Gyllene Tider chronology
| GT 25 - Samtliga hits! (2004) | Finn 5 fel! (2004) | GT25 Live! (2004) |

= Finn 5 fel! =

Finn 5 fel! (Find 5 Errors!) is an album from Swedish pop group Gyllene Tider, released on 9 June 2004. The album stayed at #1 in Sweden for six weeks. It was the first full studio album recorded by the group since 1984's The Heartland Café.

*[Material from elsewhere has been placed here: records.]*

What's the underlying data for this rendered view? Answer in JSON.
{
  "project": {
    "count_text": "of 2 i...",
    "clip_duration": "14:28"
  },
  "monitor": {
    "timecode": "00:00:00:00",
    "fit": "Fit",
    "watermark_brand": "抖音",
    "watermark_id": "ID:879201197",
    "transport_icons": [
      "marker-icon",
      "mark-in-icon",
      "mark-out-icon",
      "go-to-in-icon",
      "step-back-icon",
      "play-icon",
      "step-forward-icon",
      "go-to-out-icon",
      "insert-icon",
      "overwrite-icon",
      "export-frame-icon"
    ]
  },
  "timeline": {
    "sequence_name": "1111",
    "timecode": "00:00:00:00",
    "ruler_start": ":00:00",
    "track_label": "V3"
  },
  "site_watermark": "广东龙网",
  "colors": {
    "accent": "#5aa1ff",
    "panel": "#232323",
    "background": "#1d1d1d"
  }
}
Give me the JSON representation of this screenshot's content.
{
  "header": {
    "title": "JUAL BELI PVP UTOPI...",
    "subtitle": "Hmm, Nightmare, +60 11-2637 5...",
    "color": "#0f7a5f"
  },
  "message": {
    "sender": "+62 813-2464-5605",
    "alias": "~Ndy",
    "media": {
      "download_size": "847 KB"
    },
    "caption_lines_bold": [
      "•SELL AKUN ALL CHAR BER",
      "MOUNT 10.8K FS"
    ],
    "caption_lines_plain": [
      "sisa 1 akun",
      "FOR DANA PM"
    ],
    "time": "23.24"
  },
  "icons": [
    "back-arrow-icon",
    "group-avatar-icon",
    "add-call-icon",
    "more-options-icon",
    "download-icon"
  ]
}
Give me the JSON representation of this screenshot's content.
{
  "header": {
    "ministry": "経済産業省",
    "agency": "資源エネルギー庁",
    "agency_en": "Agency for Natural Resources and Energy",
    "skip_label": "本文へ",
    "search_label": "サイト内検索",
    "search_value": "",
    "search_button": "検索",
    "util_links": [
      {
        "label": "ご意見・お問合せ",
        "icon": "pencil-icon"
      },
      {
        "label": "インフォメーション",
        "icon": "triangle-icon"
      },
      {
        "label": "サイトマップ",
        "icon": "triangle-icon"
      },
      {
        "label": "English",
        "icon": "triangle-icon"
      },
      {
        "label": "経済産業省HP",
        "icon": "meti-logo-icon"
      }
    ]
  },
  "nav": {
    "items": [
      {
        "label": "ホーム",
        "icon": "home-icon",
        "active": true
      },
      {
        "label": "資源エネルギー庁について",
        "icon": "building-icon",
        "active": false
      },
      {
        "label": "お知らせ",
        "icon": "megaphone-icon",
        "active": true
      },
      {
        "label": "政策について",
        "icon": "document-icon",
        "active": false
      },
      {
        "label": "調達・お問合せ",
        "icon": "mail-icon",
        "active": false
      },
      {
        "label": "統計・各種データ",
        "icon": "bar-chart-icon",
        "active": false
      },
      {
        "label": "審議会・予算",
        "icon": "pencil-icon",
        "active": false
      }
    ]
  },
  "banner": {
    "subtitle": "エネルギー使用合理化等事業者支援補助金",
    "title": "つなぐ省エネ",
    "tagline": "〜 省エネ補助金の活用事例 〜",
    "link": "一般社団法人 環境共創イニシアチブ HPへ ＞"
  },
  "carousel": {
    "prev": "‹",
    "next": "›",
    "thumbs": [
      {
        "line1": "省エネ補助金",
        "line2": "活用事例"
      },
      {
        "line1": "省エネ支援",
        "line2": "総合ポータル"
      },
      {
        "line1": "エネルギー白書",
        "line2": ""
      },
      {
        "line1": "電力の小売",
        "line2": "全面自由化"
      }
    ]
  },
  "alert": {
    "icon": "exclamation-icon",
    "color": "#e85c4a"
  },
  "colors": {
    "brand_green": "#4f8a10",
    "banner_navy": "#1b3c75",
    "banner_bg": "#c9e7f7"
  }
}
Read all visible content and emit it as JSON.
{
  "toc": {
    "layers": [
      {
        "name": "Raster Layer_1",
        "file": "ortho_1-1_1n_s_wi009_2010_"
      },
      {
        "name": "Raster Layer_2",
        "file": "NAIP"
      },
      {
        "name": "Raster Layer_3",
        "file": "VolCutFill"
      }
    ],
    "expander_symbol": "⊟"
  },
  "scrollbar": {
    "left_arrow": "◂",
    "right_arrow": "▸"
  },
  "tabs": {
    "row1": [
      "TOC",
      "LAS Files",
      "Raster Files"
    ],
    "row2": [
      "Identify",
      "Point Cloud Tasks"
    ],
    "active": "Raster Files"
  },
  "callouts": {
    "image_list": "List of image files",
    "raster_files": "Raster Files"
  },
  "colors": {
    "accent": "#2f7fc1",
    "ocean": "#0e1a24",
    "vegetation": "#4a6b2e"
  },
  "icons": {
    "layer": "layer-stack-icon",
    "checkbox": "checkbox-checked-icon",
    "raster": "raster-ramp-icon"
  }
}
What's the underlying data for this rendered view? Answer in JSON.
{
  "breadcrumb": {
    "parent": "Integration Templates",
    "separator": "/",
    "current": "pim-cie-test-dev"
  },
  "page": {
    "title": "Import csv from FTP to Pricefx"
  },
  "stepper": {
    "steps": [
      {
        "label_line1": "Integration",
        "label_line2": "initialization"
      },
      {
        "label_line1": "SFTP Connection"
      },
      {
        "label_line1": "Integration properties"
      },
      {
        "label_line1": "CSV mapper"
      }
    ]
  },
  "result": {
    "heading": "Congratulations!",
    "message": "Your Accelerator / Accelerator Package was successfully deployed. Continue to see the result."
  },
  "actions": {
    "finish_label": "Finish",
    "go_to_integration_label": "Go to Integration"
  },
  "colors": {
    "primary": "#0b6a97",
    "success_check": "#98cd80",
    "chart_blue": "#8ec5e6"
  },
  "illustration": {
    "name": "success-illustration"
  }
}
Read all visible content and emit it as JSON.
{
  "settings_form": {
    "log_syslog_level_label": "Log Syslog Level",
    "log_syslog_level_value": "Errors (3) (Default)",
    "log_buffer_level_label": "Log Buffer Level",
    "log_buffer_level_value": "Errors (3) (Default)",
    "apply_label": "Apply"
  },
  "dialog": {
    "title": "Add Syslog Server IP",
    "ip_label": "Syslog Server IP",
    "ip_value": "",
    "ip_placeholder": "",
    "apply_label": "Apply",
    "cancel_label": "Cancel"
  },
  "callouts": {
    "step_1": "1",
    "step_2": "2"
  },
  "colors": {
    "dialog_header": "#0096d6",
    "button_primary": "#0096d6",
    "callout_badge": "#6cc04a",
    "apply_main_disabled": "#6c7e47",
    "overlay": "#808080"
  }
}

The album was a critical and commercial success. It received favourable reviews and was the best selling album in Sweden during 2004 after selling 230,000 copies.

Professional ratings
Review scores
| Source | Rating |
| Aftonbladet | Favourable |
| Corren | Star |
| Expressen | Star |
| Expressen | Star |
| Svenska Dagbladet | Star |
| Sydsvenska Dagbladet | Favourable |

==Track listing==

1. "En sten vid en sjö i en skog" (No. 1 in Swedish singles chart)
2. "Solsken" (No. 20 in Swedish singles chart)
3. "Tuffa tider (för en drömmare)" (No. 1 in Swedish singles chart)
4. "Ordinärt mirakel"
5. "Ta mej... nu är jag din!"
6. "Jag borde förstås vetat bättre" (No. 23 in Swedish singles chart)
7. "Du måste skämta"
8. "Nere på gatan"
9. "72"
10. "Ande i en flaska"
11. "Varje gång det regnar"
12. "Hjärta utan hem"
13. "Speciell"
14. "Har du nånsin sett en dröm gå förbi?"

==Critical reception==

The album was generally well received by critics. In Expressen Anders Nunstedt declared the album a "new pop classic", giving it a 4/5 rating, the same rating given by Per Bjurman in Aftonbladet, writing that "despite the title, there are no faults to be found here". Some reviewers were more critical, with Helsingborgs Dagblads Peter Fällmar Andersson giving it a 2/5, writing that it was a "Nice summer sound - but without a spark".

==Charts==

===Weekly charts===

| Chart (2004) | Peak position |
|---|---|
| Norwegian Albums (VG-lista) | 26 |
| Swedish Albums (Sverigetopplistan) | 1 |

===Year-end charts===

| Chart (2004) | Position |
|---|---|
| Swedish Albums (Sverigetopplistan) | 1 |

==Certifications==

| Region | Certification | Certified units/sales |
| Sweden (GLF) | 3× Platinum | 180,000^{^} |
^{^} Shipments figures based on certification alone.